TRIBUNJAKARTA.COM, JAKARTA - Ketua Komisi D DPRD Provinsi DKI Jakarta, Yuke Yurike, mengimbau masyarakat untuk meningkatkan kesiapsiagaan menghadapi potensi cuaca ekstrem yang masih berlanjut hingga beberapa waktu ke depan.
Komisi D bergerak di bidang pembangunan, di mana tugas dan fungsi komisi ini meliputi pekerjaan umum, perumahan dan gedung pemerintah daerah, tata ruang, pengawasan dan penertiban bangunan, pertamanan dan pemakaman, kebersihan, pengelolaan lingkungan hidup daera
Imbauan tersebut disampaikan Yuke merujuk pada informasi Badan Meteorologi, Klimatologi, dan Geofisika (BMKG) yang memprediksi curah hujan di Jakarta masih tergolong tinggi hingga awal Februari 2026.
Berdasarkan data BMKG, terjadi peningkatan intensitas hujan yang berpotensi memicu banjir serta gangguan hidrometeorologi lainnya di sejumlah wilayah Ibu Kota.
“Kami menghimbau warga yang tinggal di daerah rawan banjir untuk tetap waspada,” ujar Yuke, Jumat (30/1/2026).

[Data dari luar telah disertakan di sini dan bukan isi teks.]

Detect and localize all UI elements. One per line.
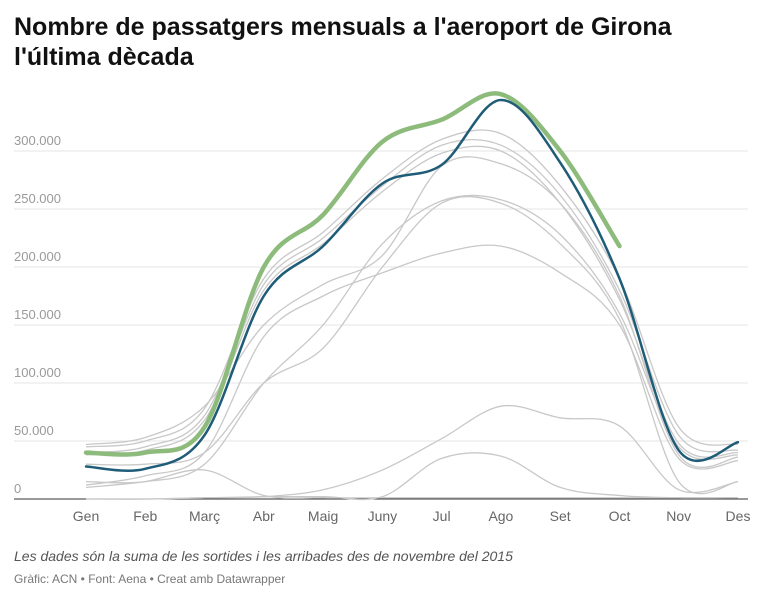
y-tick-label: 0	[14, 481, 21, 496]
chart-title: Nombre de passatgers mensuals a l'aeropo…	[14, 13, 672, 71]
x-tick-label: Abr	[253, 508, 275, 524]
x-tick-label: Març	[189, 508, 220, 524]
x-tick-label: Juny	[368, 508, 398, 524]
chart-note: Les dades són la suma de les sortides i …	[14, 548, 513, 564]
highlighted-series	[83, 91, 740, 472]
line-chart: 0 50.000 100.000 150.000 200.000 250.000 300.0…	[14, 91, 751, 524]
series-line-blue	[84, 98, 740, 472]
series-line-grey-4	[85, 145, 739, 458]
y-tick-label: 50.000	[14, 423, 54, 438]
chart-credit: Gràfic: ACN • Font: Aena • Creat amb Dat…	[14, 572, 286, 586]
series-line-grey-5	[85, 156, 739, 468]
x-tick-label: Des	[726, 508, 751, 524]
x-tick-label: Oct	[609, 508, 631, 524]
series-line-grey-2	[85, 129, 739, 448]
x-tick-label: Ago	[488, 508, 513, 524]
y-tick-label: 200.000	[14, 249, 61, 264]
x-tick-label: Set	[550, 508, 571, 524]
series-line-grey-8	[85, 196, 739, 495]
series-line-grey-11	[85, 469, 738, 499]
x-tick-label: Nov	[666, 508, 691, 524]
x-tick-label: Maig	[308, 508, 338, 524]
x-tick-label: Gen	[73, 508, 99, 524]
series-line-grey-10	[85, 452, 739, 501]
series-line-grey-9	[85, 404, 739, 500]
x-tick-label: Jul	[433, 508, 451, 524]
y-tick-label: 300.000	[14, 133, 61, 148]
y-axis-ticks: 0 50.000 100.000 150.000 200.000 250.000 300.0…	[14, 133, 61, 496]
series-line-grey-7	[85, 194, 739, 484]
x-tick-label: Feb	[133, 508, 157, 524]
y-tick-label: 250.000	[14, 191, 61, 206]
background-series	[85, 129, 739, 501]
y-tick-label: 150.000	[14, 307, 61, 322]
y-tick-label: 100.000	[14, 365, 61, 380]
x-axis-ticks: Gen Feb Març Abr Maig Juny Jul Ago Set Oct Nov Des	[73, 508, 751, 524]
series-line-grey-3	[85, 138, 739, 454]
series-line-green	[83, 91, 622, 457]
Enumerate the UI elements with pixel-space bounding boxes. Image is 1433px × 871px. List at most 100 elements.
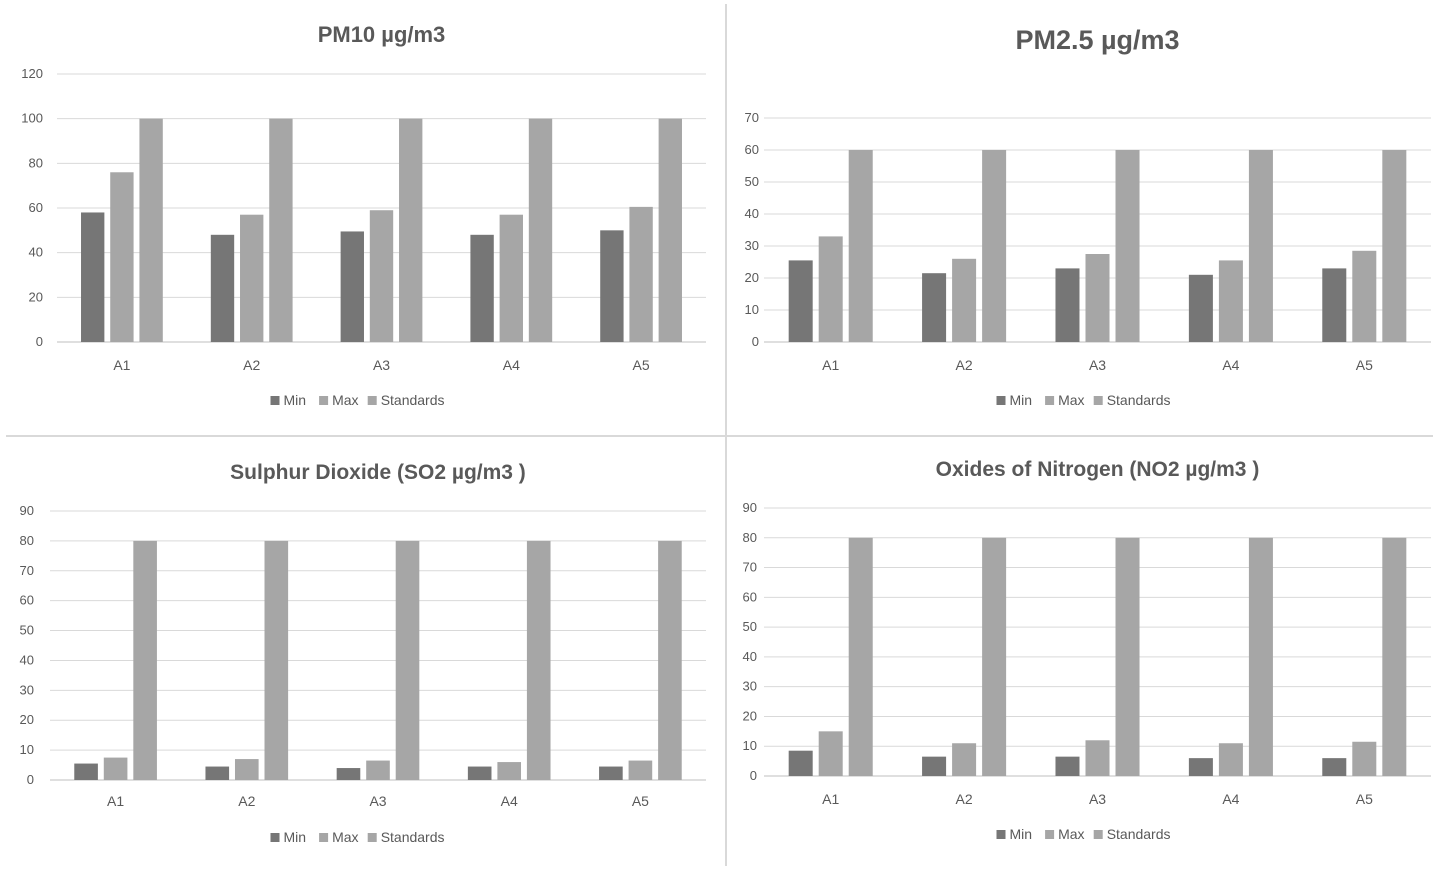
bar-standards-a2: [982, 537, 1007, 776]
y-tick-label: 0: [36, 334, 43, 349]
bar-standards-a2: [982, 150, 1007, 342]
y-tick-label: 70: [745, 110, 759, 125]
legend-swatch-min: [270, 833, 280, 842]
x-tick-label: A5: [1356, 791, 1373, 807]
x-tick-label: A5: [632, 793, 649, 809]
y-tick-label: 10: [745, 302, 759, 317]
bar-min-a1: [788, 750, 813, 776]
bar-max-a4: [499, 214, 523, 342]
bar-max-a3: [366, 760, 390, 780]
y-tick-label: 70: [743, 560, 757, 575]
bar-min-a5: [1322, 758, 1347, 776]
y-tick-label: 20: [29, 289, 43, 304]
y-tick-label: 20: [745, 270, 759, 285]
bar-standards-a4: [526, 540, 551, 780]
bar-min-a4: [470, 234, 494, 342]
bar-min-a5: [599, 766, 623, 780]
bar-standards-a2: [269, 118, 293, 343]
bar-min-a5: [1322, 268, 1347, 342]
bar-min-a2: [922, 273, 947, 342]
bar-max-a4: [497, 762, 522, 780]
legend-label-min: Min: [284, 829, 307, 845]
chart-no2: Oxides of Nitrogen (NO2 µg/m3 ) 0 10 20 30 40…: [743, 458, 1431, 842]
x-tick-label: A3: [1089, 357, 1106, 373]
bar-min-a2: [922, 756, 947, 776]
legend-swatch-min: [996, 830, 1006, 839]
bar-min-a2: [205, 766, 230, 780]
bar-standards-a1: [848, 537, 873, 776]
legend-swatch-max: [1045, 396, 1055, 405]
legend-swatch-max: [319, 396, 329, 405]
chart-pm25: PM2.5 µg/m3 0 10 20 30 40 50 60 70 A1 A2 A3 A4 A5 Min M…: [745, 25, 1431, 408]
bar-min-a3: [336, 768, 361, 780]
bar-standards-a4: [528, 118, 553, 343]
bar-max-a5: [628, 760, 653, 780]
x-tick-label: A2: [956, 357, 973, 373]
y-tick-label: 50: [743, 619, 757, 634]
bar-min-a5: [600, 230, 624, 342]
y-tick-label: 40: [743, 649, 757, 664]
legend-swatch-standards: [367, 396, 377, 405]
bar-min-a3: [340, 231, 364, 342]
legend-label-min: Min: [1010, 392, 1033, 408]
y-tick-label: 80: [20, 533, 34, 548]
legend-swatch-max: [319, 833, 329, 842]
chart-so2: Sulphur Dioxide (SO2 µg/m3 ) 0 10 20 30 40 50 6…: [20, 461, 706, 845]
bar-standards-a1: [139, 118, 163, 343]
legend-label-max: Max: [332, 392, 358, 408]
bar-standards-a1: [848, 150, 873, 342]
x-tick-label: A1: [113, 357, 130, 373]
x-tick-label: A2: [238, 793, 255, 809]
bar-max-a1: [818, 731, 843, 776]
bar-max-a1: [110, 172, 134, 342]
bar-max-a5: [1352, 250, 1377, 342]
bar-min-a3: [1055, 268, 1080, 342]
x-tick-label: A2: [956, 791, 973, 807]
chart-panel-so2: Sulphur Dioxide (SO2 µg/m3 ) 0 10 20 30 40 50 6…: [0, 438, 724, 866]
bar-min-a3: [1055, 756, 1080, 776]
bar-max-a2: [234, 759, 259, 780]
legend-label-max: Max: [1058, 392, 1084, 408]
bar-max-a2: [240, 214, 264, 342]
pm10-chart-title: PM10 µg/m3: [318, 22, 446, 47]
x-tick-label: A3: [369, 793, 386, 809]
bar-max-a4: [1218, 260, 1243, 342]
y-tick-label: 120: [21, 66, 43, 81]
y-tick-label: 50: [745, 174, 759, 189]
x-tick-label: A4: [501, 793, 518, 809]
y-tick-label: 30: [743, 679, 757, 694]
legend-label-min: Min: [1010, 826, 1033, 842]
bar-max-a1: [818, 236, 843, 342]
y-tick-label: 20: [20, 712, 34, 727]
legend-swatch-min: [996, 396, 1006, 405]
bar-max-a5: [629, 206, 653, 342]
y-tick-label: 40: [745, 206, 759, 221]
so2-chart-title: Sulphur Dioxide (SO2 µg/m3 ): [230, 461, 526, 484]
legend-swatch-max: [1045, 830, 1055, 839]
bar-standards-a3: [399, 118, 423, 343]
y-tick-label: 90: [743, 500, 757, 515]
legend-label-max: Max: [332, 829, 358, 845]
bar-min-a2: [210, 234, 235, 342]
bar-min-a4: [1188, 758, 1213, 776]
y-tick-label: 0: [27, 772, 34, 787]
x-tick-label: A5: [633, 357, 650, 373]
y-tick-label: 30: [20, 682, 34, 697]
legend-swatch-standards: [1093, 396, 1103, 405]
bar-min-a4: [467, 766, 492, 780]
legend-label-standards: Standards: [381, 392, 445, 408]
y-tick-label: 0: [752, 334, 759, 349]
x-tick-label: A1: [822, 357, 839, 373]
x-tick-label: A5: [1356, 357, 1373, 373]
y-tick-label: 30: [745, 238, 759, 253]
y-tick-label: 60: [29, 200, 43, 215]
y-tick-label: 10: [743, 738, 757, 753]
x-tick-label: A1: [822, 791, 839, 807]
x-tick-label: A2: [243, 357, 260, 373]
legend-label-standards: Standards: [381, 829, 445, 845]
legend-label-standards: Standards: [1107, 392, 1171, 408]
bar-standards-a3: [1115, 150, 1140, 342]
bar-standards-a4: [1248, 150, 1273, 342]
bar-min-a1: [788, 260, 813, 342]
bar-min-a1: [81, 212, 105, 342]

Ia menekankan, masyarakat yang bermukim di kawasan rentan banjir atau genangan perlu melakukan antisipasi sejak dini.
Salah satunya dengan mengamankan dokumen penting dan barang berharga.
“Seperti surat rumah, ijazah, surat kendaraan, serta barang-barang berharga lainnya agar tidak rusak atau hilang saat banjir,” kata politisi PDI Perjuangan tersebut.
Selain itu, Yuke juga menyarankan warga di wilayah rawan banjir untuk mempertimbangkan mencari tempat tinggal sementara apabila kondisi tidak memungkinkan.
“Misalnya dengan pindah ke tempat yang lebih aman untuk sementara waktu,” tuturnya.
Tak kalah penting, Yuke mengingatkan masyarakat agar memastikan keamanan instalasi listrik di rumah guna menghindari risiko korsleting saat terjadi genangan atau banjir.
“Pastikan juga instalasi listrik aman dan aspek keselamatan lainnya benar-benar diperhatikan,” ungkapnya.
Menurut Yuke, langkah-langkah antisipatif tersebut penting dilakukan untuk meminimalisasi dampak dan risiko yang ditimbulkan akibat cuaca ekstrem.
Ia juga meminta warga agar tidak mengabaikan informasi prakiraan cuaca dan terus memantau perkembangan kondisi melalui sumber resmi, seperti BMKG.
Dalam kesempatan itu, Yuke menyatakan dukungannya terhadap langkah Pemerintah Provinsi DKI Jakarta yang memperpanjang kebijakan pembelajaran jarak jauh (PJJ) bagi pelajar serta penerapan work from home (WFH) bagi pekerja.
“Jika cuaca atau kondisi tidak memungkinkan, lebih baik siswa tidak datang ke sekolah dan belajar dari rumah. Begitu pula untuk pekerjaan, bisa dilakukan dari rumah jika situasi tidak baik,” pungkasnya.